Cover crops are plants grown on farmland that otherwise would be bare. While crops like corn and soybeans are growing or soon after harvest, farmers can sow species such as rye or red clover that will grow through winter and into spring. They stabilize soil, reduce fertilizer runoff, store carbon in plant roots and potentially add nutrients to the dirt.
The practice is key to government efforts to sequester carbon in farmland to help reduce climate change, since there's general agreement planting the right off-season crops can pull carbon from the air and keep it underground in plant roots.
The U.S. Department of Agriculture promotes cover crops through several programs, starting with $44 million in payments during the 2023 fiscal year from the agency's Natural Resources Conservation Service for over 4,700 contracts to plant them on more than 850,000 acres (344,000 hectares). Additional funding was available for conservation practices, including cover crops, through the Inflation Reduction Act. Another program provided $100 million in extra benefits through federal crop insurance coverage to farmers who plant cover crops.

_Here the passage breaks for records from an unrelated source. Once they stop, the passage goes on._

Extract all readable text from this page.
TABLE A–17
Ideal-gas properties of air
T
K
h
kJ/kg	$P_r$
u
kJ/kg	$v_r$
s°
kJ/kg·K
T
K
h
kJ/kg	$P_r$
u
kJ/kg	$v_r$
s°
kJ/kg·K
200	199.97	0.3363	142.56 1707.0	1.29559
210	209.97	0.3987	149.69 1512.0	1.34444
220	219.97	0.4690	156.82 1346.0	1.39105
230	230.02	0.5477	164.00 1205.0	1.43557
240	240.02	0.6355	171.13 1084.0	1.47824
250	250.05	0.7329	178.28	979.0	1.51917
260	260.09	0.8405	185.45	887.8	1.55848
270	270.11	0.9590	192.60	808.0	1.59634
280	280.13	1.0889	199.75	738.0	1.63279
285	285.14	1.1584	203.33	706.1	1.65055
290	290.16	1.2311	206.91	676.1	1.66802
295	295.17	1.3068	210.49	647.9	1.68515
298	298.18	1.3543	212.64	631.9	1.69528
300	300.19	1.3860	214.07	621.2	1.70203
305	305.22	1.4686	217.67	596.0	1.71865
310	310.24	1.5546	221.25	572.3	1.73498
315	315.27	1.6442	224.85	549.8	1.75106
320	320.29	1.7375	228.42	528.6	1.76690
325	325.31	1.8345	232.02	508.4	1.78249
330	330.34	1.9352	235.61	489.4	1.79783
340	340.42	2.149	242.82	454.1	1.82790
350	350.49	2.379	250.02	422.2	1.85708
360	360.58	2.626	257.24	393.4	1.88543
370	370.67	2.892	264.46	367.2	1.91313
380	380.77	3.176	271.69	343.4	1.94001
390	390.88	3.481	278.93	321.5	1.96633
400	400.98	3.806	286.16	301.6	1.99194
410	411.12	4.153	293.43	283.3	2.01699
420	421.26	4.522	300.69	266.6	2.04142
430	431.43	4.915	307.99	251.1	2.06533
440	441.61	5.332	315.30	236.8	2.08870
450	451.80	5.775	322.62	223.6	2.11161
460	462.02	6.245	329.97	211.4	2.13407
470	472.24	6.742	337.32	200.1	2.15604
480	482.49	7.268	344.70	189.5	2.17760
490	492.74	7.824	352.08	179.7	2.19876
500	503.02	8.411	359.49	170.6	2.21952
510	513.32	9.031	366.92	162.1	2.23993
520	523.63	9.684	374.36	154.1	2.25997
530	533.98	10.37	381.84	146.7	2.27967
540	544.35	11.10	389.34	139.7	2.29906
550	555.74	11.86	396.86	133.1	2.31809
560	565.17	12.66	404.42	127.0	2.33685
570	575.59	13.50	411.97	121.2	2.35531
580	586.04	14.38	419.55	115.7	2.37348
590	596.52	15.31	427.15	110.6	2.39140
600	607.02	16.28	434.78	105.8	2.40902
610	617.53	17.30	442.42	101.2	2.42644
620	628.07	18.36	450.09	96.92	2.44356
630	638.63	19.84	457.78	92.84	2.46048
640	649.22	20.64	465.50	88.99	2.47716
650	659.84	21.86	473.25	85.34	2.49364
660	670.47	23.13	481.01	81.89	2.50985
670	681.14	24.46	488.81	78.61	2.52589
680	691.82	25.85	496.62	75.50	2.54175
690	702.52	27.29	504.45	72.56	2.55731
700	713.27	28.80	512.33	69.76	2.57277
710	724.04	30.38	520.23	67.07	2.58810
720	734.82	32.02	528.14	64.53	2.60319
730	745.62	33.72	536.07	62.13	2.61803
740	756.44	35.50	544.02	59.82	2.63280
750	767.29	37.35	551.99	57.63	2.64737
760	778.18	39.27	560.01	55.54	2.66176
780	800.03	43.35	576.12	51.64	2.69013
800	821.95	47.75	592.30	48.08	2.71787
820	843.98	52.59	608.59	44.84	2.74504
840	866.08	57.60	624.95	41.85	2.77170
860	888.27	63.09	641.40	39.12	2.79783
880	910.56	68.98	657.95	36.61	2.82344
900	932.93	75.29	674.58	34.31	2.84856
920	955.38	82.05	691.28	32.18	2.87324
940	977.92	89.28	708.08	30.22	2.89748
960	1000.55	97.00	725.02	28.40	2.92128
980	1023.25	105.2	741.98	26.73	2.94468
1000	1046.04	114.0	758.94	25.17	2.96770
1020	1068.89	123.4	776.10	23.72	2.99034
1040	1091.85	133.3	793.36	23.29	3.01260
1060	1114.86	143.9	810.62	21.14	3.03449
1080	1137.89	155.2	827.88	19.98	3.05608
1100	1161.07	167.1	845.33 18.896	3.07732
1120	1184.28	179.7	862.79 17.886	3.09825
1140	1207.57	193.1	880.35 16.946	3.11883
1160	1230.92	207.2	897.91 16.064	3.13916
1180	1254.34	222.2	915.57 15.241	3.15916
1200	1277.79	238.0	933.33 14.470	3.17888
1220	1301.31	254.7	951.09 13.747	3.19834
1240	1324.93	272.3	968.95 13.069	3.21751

There's heightened interest in cover crops for carbon storage, though the effectiveness depends on the soil, plant variety, temperature and other factors.
The Natural Resources Defense Council has put so much stock in cover crops that it recently launched a social media campaign with Nick Offerman, featuring the Parks and Recreation TV show actor buried in dirt while promoting the practice. The environmental group has encouraged Congress to give farmers more lucrative financial incentives to plant the crops.